Some systems also report the voltage in IA32_PERF_STATUS bits 47:32, but I have only seen this documented for the Sandy Bridge processors -- described in Table 35-15 of Volume 3 of the Intel SW Developers Guide, document 325384).
It really does not make sense to allow a user to set voltage and frequency independently, since the processor will start giving the wrong answers if the voltage is too low for a particular frequency. The vendors test this all the time, of course, but once the parts are manufactured there is no reason to allow a user to request a voltage that is lower than the minimum voltage needed to operate at the requested frequency.
I see...I'm still curious on if I can change processor voltage by writing to msr 0x199. I did read some online post claiming that they have changed processor voltage.

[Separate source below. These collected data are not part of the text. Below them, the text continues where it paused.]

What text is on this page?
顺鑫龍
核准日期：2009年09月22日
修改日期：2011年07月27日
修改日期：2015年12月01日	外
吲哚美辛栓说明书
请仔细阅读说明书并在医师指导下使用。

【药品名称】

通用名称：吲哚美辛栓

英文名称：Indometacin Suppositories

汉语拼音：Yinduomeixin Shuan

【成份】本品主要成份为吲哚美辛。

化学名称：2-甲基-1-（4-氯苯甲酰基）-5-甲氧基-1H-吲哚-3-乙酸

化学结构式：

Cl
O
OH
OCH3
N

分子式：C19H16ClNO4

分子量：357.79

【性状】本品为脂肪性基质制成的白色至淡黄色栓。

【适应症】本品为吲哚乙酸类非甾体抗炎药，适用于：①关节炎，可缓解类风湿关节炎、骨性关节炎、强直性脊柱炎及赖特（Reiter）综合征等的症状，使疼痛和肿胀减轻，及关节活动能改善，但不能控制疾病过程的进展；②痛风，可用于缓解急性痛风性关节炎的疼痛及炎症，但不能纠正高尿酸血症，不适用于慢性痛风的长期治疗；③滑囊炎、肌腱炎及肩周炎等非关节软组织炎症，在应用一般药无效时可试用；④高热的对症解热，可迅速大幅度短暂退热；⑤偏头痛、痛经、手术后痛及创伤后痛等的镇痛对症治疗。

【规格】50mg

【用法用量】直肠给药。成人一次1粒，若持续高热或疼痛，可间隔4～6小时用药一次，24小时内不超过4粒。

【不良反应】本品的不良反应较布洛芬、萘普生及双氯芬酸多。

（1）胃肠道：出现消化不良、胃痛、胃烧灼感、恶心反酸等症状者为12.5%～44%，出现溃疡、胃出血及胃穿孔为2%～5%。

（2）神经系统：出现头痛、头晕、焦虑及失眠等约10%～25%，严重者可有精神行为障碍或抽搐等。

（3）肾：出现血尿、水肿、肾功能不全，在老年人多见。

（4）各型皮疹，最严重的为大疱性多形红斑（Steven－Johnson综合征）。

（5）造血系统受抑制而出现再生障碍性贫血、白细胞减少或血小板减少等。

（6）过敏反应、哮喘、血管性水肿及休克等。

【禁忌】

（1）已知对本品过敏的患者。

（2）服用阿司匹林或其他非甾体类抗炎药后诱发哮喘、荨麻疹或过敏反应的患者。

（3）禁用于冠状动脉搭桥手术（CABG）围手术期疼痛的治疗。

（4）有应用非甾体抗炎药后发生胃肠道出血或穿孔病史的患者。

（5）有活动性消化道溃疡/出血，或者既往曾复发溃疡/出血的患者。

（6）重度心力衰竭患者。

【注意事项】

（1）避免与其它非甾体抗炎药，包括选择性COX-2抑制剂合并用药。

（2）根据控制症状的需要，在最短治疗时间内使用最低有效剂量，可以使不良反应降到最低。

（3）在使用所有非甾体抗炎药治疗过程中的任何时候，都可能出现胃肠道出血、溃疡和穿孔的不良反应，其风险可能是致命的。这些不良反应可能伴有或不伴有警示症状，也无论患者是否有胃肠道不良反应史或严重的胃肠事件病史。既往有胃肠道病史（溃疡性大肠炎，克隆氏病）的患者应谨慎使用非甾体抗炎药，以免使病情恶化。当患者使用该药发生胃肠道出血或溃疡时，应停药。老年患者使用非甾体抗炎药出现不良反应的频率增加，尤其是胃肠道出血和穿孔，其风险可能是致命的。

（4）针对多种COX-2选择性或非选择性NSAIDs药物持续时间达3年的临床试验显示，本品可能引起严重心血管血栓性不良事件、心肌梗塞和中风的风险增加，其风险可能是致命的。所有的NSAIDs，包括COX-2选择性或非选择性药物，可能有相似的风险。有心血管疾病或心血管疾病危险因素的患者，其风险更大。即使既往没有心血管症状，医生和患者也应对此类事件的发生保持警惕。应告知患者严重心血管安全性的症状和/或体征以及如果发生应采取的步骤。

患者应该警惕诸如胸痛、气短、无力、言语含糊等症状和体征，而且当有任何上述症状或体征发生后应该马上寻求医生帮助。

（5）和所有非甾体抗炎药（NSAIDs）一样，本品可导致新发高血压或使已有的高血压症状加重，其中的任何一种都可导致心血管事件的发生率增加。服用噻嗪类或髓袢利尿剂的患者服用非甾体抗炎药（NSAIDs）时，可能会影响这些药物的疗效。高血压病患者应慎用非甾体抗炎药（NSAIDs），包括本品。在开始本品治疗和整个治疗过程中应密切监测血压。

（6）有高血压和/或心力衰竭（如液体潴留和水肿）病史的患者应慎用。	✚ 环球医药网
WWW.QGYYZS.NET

I read the Intel software developer guide but they don't have detailed explanation of IA32_PERF_CTL on my processor. It only says that IA32_PERF_CTL[15:0] are the target performance state bits. I think mine is the same as yours, which uses bits 15:8 for frequency values, as these bits will change when I use cpufreq-set to change the cpu frequency. Bits 47:32 are all 0s for me.
I want to do this experiment because I want to reach some "corner cases" of the processor operation. I agree that this will not be useful in normal operation.